Tournament statistics
- Matches played: 34
- Top scorer(s): Matt Connor (2-25)

= 1979–80 All-Ireland Senior Club Football Championship =

Irish Football Championship

The 1979–80 All-Ireland Senior Club Football Championship was the 10th staging of the All-Ireland Senior Club Football Championship since its establishment by the Gaelic Athletic Association in 1970-71.

Nemo Rangers entered the championship as the defending champions, however, they failed to qualify after being beaten by Castlehaven in the 1979 Cork SFC semi-final.

On 25 May 1980, St Finbarr's won the championship following a 3-9 to 0-8 defeat of St Grellan's in the All-Ireland final at Seán Treacy Park.

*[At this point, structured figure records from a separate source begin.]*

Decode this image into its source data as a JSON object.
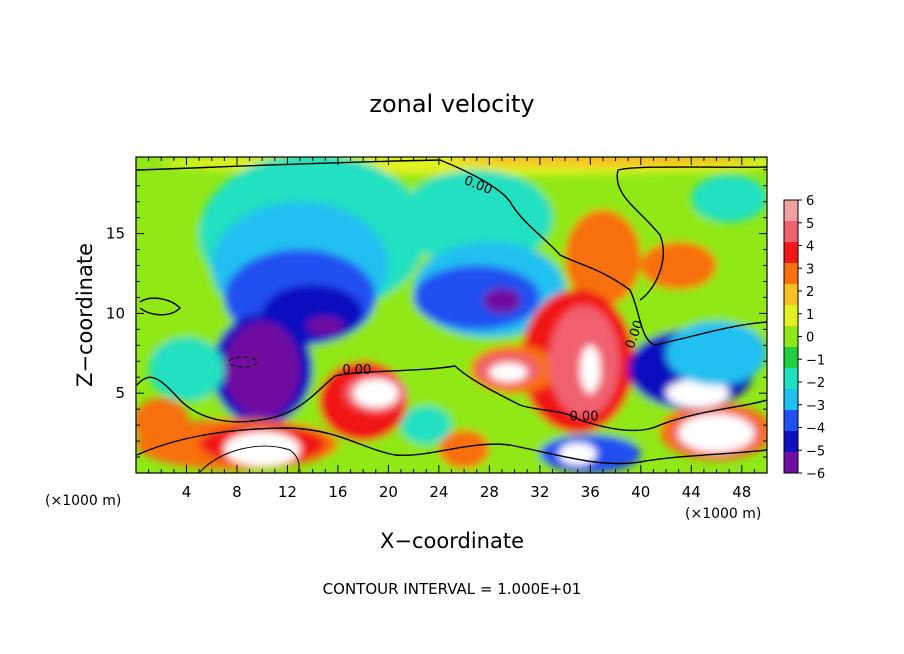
{
  "chart_data": {
    "type": "heatmap",
    "title": "zonal velocity",
    "xlabel": "X−coordinate",
    "ylabel": "Z−coordinate",
    "x_unit_left": "(×1000 m)",
    "x_unit_right": "(×1000 m)",
    "footer": "CONTOUR INTERVAL = 1.000E+01",
    "xlim": [
      0,
      50
    ],
    "ylim": [
      0,
      19.8
    ],
    "x_ticks": [
      4,
      8,
      12,
      16,
      20,
      24,
      28,
      32,
      36,
      40,
      44,
      48
    ],
    "y_ticks": [
      5,
      10,
      15
    ],
    "colorbar": {
      "min": -6,
      "max": 6,
      "labels": [
        "6",
        "5",
        "4",
        "3",
        "2",
        "1",
        "0",
        "−1",
        "−2",
        "−3",
        "−4",
        "−5",
        "−6"
      ],
      "colors": [
        "#f0a0a0",
        "#f06070",
        "#f01818",
        "#f87010",
        "#f8c020",
        "#e0f020",
        "#90e818",
        "#20d040",
        "#20e0c0",
        "#20c0f0",
        "#2050f0",
        "#1010c0",
        "#7010a0"
      ]
    },
    "contour_labels": [
      {
        "text": "0.00",
        "x": 27,
        "y": 17.8,
        "rotate": 22
      },
      {
        "text": "0.00",
        "x": 17.5,
        "y": 6.2,
        "rotate": 0
      },
      {
        "text": "0.00",
        "x": 35.5,
        "y": 3.3,
        "rotate": 0
      },
      {
        "text": "0.00",
        "x": 39.8,
        "y": 8.6,
        "rotate": -70
      }
    ],
    "regions": [
      {
        "v": 0.3,
        "x": 25,
        "y": 10,
        "rx": 25,
        "ry": 10
      },
      {
        "v": 1.2,
        "x": 27,
        "y": 19.4,
        "rx": 25,
        "ry": 0.7
      },
      {
        "v": 2.2,
        "x": 37,
        "y": 19.6,
        "rx": 12,
        "ry": 0.4
      },
      {
        "v": -2,
        "x": 14,
        "y": 15,
        "rx": 9,
        "ry": 5
      },
      {
        "v": -2,
        "x": 27,
        "y": 16,
        "rx": 6,
        "ry": 3
      },
      {
        "v": -3,
        "x": 13,
        "y": 13,
        "rx": 7,
        "ry": 4
      },
      {
        "v": -3,
        "x": 28,
        "y": 11.5,
        "rx": 6,
        "ry": 3
      },
      {
        "v": -4,
        "x": 13,
        "y": 11,
        "rx": 6,
        "ry": 3
      },
      {
        "v": -4,
        "x": 27,
        "y": 11,
        "rx": 5,
        "ry": 2
      },
      {
        "v": -5,
        "x": 14,
        "y": 10,
        "rx": 4,
        "ry": 1.8
      },
      {
        "v": -5,
        "x": 10,
        "y": 6.5,
        "rx": 4,
        "ry": 3.5
      },
      {
        "v": -6,
        "x": 29,
        "y": 10.8,
        "rx": 1.5,
        "ry": 0.8
      },
      {
        "v": -6,
        "x": 15,
        "y": 9.2,
        "rx": 1.5,
        "ry": 0.6
      },
      {
        "v": -7,
        "x": 10,
        "y": 6.5,
        "rx": 3,
        "ry": 3
      },
      {
        "v": 3.5,
        "x": 37,
        "y": 13.5,
        "rx": 3,
        "ry": 3
      },
      {
        "v": 3,
        "x": 43,
        "y": 13,
        "rx": 3,
        "ry": 1.5
      },
      {
        "v": 4,
        "x": 35,
        "y": 7,
        "rx": 4.5,
        "ry": 4.5
      },
      {
        "v": 3,
        "x": 30,
        "y": 6.5,
        "rx": 3.5,
        "ry": 1.5
      },
      {
        "v": 5,
        "x": 35.5,
        "y": 7,
        "rx": 2.8,
        "ry": 3.5
      },
      {
        "v": 5,
        "x": 29.5,
        "y": 6.5,
        "rx": 2.5,
        "ry": 1
      },
      {
        "v": 7,
        "x": 29.5,
        "y": 6.3,
        "rx": 1.5,
        "ry": 0.6
      },
      {
        "v": 7,
        "x": 36,
        "y": 6.5,
        "rx": 0.8,
        "ry": 1.5
      },
      {
        "v": 4,
        "x": 18,
        "y": 4.5,
        "rx": 3.5,
        "ry": 2.5
      },
      {
        "v": 5,
        "x": 19,
        "y": 5,
        "rx": 2.5,
        "ry": 1.2
      },
      {
        "v": 7,
        "x": 19,
        "y": 5,
        "rx": 1.8,
        "ry": 0.9
      },
      {
        "v": 3,
        "x": 8,
        "y": 1.8,
        "rx": 8,
        "ry": 1.6
      },
      {
        "v": 4.5,
        "x": 10,
        "y": 1.8,
        "rx": 5,
        "ry": 1.2
      },
      {
        "v": 7,
        "x": 10,
        "y": 1.5,
        "rx": 3,
        "ry": 1.1
      },
      {
        "v": 3,
        "x": 46,
        "y": 2.6,
        "rx": 4.5,
        "ry": 1.8
      },
      {
        "v": 5,
        "x": 46,
        "y": 2.5,
        "rx": 3.5,
        "ry": 1.4
      },
      {
        "v": 7,
        "x": 46,
        "y": 2.5,
        "rx": 3,
        "ry": 1.2
      },
      {
        "v": 3,
        "x": 26,
        "y": 1.5,
        "rx": 2,
        "ry": 1.2
      },
      {
        "v": 3,
        "x": 2,
        "y": 3.2,
        "rx": 2.2,
        "ry": 1.5
      },
      {
        "v": -4,
        "x": 36,
        "y": 1.2,
        "rx": 4,
        "ry": 1.2
      },
      {
        "v": 7,
        "x": 35,
        "y": 1.2,
        "rx": 1.5,
        "ry": 0.7
      },
      {
        "v": -5,
        "x": 44,
        "y": 6.5,
        "rx": 5,
        "ry": 2.5
      },
      {
        "v": 7,
        "x": 44.5,
        "y": 5,
        "rx": 2.5,
        "ry": 0.9
      },
      {
        "v": 7,
        "x": 46,
        "y": 6.2,
        "rx": 1,
        "ry": 0.6
      },
      {
        "v": -3,
        "x": 46,
        "y": 7.5,
        "rx": 4,
        "ry": 2
      },
      {
        "v": -1.5,
        "x": 4,
        "y": 6.5,
        "rx": 3,
        "ry": 2
      },
      {
        "v": -2,
        "x": 23,
        "y": 3,
        "rx": 2,
        "ry": 1.2
      },
      {
        "v": -1.5,
        "x": 47,
        "y": 17.2,
        "rx": 3,
        "ry": 1.5
      }
    ]
  }
}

It was their first ever championship title.

Matt Connor of Walsh Island was the competition's top scorer, finishing with 2-25.

==Statistics==
===Top scorers===

| Rank | Player | Club | Tally | Total | Matches | Average |
|---|---|---|---|---|---|---|
| 1 | Matt Connor | Walsh Island | 2-25 | 31 | 5 | 6.20 |
| 2 | James O'Callaghan | St Finbarr's | 2-13 | 19 | 3 | 6.33 |
| 3 | Gerry Browne | Portlaoise | 1-14 | 17 | 4 | 4.25 |

===Miscellaneous===

- St Grellan's won the Connacht Club SFC title for the first time.